A passion for indigenous people


Local businesswoman and Edgartown resident Kati Johnsen splits her time equally between the Vineyard and an isolated community in Peru where she is involved on a number of levels.

By employing local workers in two small Andean towns to knit sweaters for Mollygoggles, her line of children’s clothing, she has helped sustain the towns economically. She is devoted to maintaining the cultural traditions and lifestyle of the people, who have become an extended family to her. In a fitting reward for someone who has devoted a lifetime to multicultural endeavors, she has been invited by the United Nations to participate in a three-day forum focusing on the indigenous people of the world.

Early this week Ms. Johnsen was in New York City, attending a forum called Indigenous Voices at the U.N., which has brought together 2,000 tribal leaders. She will stay for another week, speaking at small caucuses, helping out as a translator and tour guide for people who have never left their isolated communities, meeting with indigenous people from all around the globe, and offering help as an expert on the international export of handcrafted products.

Ms. Johnsen’s company, which she has operated for 30 years, employs 250 members of a small mountain village in the Andes. She has become a mentor and advocate for these indigenous people, helping them learn English and practical skills, encouraging their sustainability as a community and, in particular, working with young women to improve their quality of life. She pays her employees up to $250 a week, as opposed to the $4 average in the area, and she helps them to pursue dreams of education and careers.

Three years ago, she began a second business, Chaska Hill, which is entirely devoted to sustaining and supporting traditional crafts while offering eco tours to American and European travellers who are interested in immersion in local cultures. The project is based in the tiny village of Chinchero, where she has been helped along the way by village elder, Marleny Callaunaupa, a 46-year-old Quechan indian woman instrumental in establishing Chaska Hill. She has passed her traditional weaving skills along to Ms. Johnsen, and has helped her to set up a training program for a group of 60 young women in the remote mountain village.

Ms.
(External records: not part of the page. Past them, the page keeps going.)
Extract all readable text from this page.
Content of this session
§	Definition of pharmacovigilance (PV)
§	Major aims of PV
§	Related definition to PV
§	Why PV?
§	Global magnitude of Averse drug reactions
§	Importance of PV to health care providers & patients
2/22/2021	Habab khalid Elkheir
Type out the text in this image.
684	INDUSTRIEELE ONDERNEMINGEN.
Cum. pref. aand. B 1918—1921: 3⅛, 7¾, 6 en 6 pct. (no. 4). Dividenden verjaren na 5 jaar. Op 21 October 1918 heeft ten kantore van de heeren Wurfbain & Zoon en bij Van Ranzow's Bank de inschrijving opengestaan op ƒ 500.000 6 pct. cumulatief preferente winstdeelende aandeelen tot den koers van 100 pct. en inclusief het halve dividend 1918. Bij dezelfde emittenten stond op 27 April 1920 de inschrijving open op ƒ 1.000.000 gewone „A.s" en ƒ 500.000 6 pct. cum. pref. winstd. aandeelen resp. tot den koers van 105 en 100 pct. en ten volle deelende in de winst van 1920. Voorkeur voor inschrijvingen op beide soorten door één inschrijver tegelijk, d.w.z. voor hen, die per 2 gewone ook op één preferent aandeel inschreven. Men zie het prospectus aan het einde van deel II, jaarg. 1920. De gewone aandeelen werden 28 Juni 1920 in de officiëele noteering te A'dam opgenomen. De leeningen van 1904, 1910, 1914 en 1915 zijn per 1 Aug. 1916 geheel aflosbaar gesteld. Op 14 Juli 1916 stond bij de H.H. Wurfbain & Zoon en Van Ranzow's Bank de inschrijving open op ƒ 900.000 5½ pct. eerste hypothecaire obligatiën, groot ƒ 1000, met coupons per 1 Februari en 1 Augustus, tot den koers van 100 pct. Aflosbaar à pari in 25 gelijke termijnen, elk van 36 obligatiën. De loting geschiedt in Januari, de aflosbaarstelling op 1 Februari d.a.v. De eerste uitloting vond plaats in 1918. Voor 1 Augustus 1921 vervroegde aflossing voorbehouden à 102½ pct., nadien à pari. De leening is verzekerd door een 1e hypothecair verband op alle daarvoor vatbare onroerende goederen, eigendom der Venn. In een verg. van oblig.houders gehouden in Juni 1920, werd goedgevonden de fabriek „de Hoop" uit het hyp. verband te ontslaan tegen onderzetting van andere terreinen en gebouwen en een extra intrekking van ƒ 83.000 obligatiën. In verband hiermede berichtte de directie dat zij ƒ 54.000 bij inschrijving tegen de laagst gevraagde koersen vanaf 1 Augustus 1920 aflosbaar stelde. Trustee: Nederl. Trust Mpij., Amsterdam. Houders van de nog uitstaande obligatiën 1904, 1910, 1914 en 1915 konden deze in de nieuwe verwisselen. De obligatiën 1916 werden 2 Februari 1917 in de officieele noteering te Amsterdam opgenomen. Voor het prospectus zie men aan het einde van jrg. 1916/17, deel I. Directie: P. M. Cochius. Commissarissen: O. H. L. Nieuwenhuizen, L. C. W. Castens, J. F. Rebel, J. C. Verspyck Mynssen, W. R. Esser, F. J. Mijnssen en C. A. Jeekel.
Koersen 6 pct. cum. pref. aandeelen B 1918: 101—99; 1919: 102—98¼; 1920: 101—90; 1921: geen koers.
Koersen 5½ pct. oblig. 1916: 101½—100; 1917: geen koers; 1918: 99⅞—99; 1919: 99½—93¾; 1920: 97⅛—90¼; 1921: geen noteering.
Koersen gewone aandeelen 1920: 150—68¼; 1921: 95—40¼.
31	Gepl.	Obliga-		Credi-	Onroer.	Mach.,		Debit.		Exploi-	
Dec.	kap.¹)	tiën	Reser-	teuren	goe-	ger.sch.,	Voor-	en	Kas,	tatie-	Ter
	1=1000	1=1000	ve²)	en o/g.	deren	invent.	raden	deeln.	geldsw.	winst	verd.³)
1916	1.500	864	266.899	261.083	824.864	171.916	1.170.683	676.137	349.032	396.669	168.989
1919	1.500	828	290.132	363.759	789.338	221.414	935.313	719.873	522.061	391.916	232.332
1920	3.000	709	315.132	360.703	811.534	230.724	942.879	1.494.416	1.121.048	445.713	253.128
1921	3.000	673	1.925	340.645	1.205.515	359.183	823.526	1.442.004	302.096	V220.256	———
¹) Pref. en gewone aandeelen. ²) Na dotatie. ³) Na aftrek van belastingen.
Johnsen and Ms. Callaunaupa have developed a partnership and friendship throughout their eight-year acquaintance, with Ms. Johnsen encouraging the indigenous woman’s efforts to protect her homeland from eco threats. Ms. Callaunaupa had the opportunity last fall to voice her concerns to two visiting representatives from the U.N. who invited her to the current U.N. forum. Ms. Johnsen was recruited to help her with travel arrangements.

From her home on the Vineyard, Ms. Johnsen served as a liaison between the U.N. and Ms. Callaunaupa. Over the course of several conversations with U.N. representatives, Ms. Johnsen had the opportunity to explain her mission in Peru, and was invited to attend the conference, both as a chaperone and as a participant.

Coincidentally, Ms. Johnsen at the time was working on her final project for an ACE MV course called Teaching Language Through the Arts. As her final project, she had the class participate in a role-playing exercise in which she presented her idea for a nonprofit to members of the U.N. and other worldwide organizations. “Two days later, I got a call from the U.N..” she says. “It was something I was not at all expecting. A friend of mine says that I must have put it out there to the universe.”

In New York Ms. Johnsen has been taking a group of South Americans and Cambodians on a tour of the city, with visits to Times Square, the Statue of Liberty, the Metropolitan Museum and the Native American Museum. Dressed in their various traditional costumes, the group has made quite a splash, even in a city accustomed to unique sights. “It takes us hours to get anywhere with people stopping to take pictures and Marleny introducing herself to everyone,” she says.

Ms. Callaunaupa had her first opportunity to voice her concerns publicly on Friday. Her speech was about biodiversity and the threat to her community’s natural resources. “By coming to this forum she feel like she’s not alone.” Ms. Johnsen says.

Ms. Callaunaupa comments, “I always thought that it was just our community that was going through this.”

At the forum people from all over have had the chance to relate to others facing similar problems, and to share ideas and feedback on their various approaches to recruiting help. “This experience has been amazing,” Ms. Johnsen says. “Whether it’s been learning about expressive art therapy or meeting directors of biodiveristy NGOs, it’s all about the indigenous people whom I’ve always loved. I’ve always been the one in the field. That’s where my passion is. That’s the part of the business that I understand the best and that’s where I want to be.”

The networking opportunities have been inspirational and boundless for Ms. Johnsen. She has connected with indigenous people from Asia to Africa to South America, who have elicited her advice on international trade. She is now considering forming a cooperative effort with a group that hopes to advance the struggle to save the rainforest through global music. “It would be with great honor that I would be able to connect with them and keep in touch with them,” she says.

The night before the kick-off of the three day caucus in the general assembly, Ms. Johnsen said, “I feel so honored that I’m able to be part of this and it all came about because of Marleny.”